After shaking out her skirts, Annie sat down on the chair across from Dr. Brown, while the doctor looked briefly at some papers in front of her and made a few notes.
Finally, Dr. Brown said, “Why do you think you are waking up so often? Didn’t you say that Abigail is now sleeping at least seven or more hours at a stretch at night?”
“Yes, but not every night. In addition, at the end of January, while those first two teeth came in, she was pretty fussy. Your suggestion that we start feeding her more solid foods during the day, including some porridge before I put her to bed at six, has helped. I nurse her at eleven, before my husband and I retire. And most nights she doesn’t wake up again until
six or after.”
“So what exactly is the problem?”
Annie suppressed a sigh. “All she has to do is whimper, and I find myself wide awake.”
Dr. Brown raised one eyebrow but said nothing.
“I know, we spoke about this during the last visit. You think I should move her into the nursery.”
“I didn’t say that. I said that I saw no reason why you couldn’t do so, if you wished. Have you started putting her to sleep there during the day?”

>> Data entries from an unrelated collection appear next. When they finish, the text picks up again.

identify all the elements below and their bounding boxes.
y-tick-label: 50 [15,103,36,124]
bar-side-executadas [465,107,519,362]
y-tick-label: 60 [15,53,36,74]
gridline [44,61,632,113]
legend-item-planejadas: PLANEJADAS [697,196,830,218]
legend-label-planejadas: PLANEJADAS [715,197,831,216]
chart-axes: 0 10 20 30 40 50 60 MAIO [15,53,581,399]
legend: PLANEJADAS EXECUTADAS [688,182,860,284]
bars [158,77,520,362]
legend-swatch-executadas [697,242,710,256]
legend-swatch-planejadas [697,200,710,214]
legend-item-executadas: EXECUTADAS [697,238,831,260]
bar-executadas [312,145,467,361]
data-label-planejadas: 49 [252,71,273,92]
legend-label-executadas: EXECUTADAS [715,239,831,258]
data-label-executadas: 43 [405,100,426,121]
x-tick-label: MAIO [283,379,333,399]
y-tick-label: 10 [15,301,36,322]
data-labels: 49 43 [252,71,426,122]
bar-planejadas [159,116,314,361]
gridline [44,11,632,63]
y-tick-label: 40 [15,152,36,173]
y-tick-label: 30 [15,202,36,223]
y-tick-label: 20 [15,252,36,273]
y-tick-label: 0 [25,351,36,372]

“Yes, but at night, I’m afraid I might not hear her right away if she cried, and I don’t want her waking the boarders. During the day, this isn’t a problem. And I swear, Kathleen seems to have some preternatural ability to anticipate when she will be stirring from one of her naps. But at night, it’s different. My sister-in-law is right next door, and Laura has to get up so early to get to the university during the week and to work on Saturday. It wouldn’t be fair to disturb what little rest she gets.”
“And what about your maid, Kathleen? Wasn’t your plan that she start to sleep in the nursery at night?”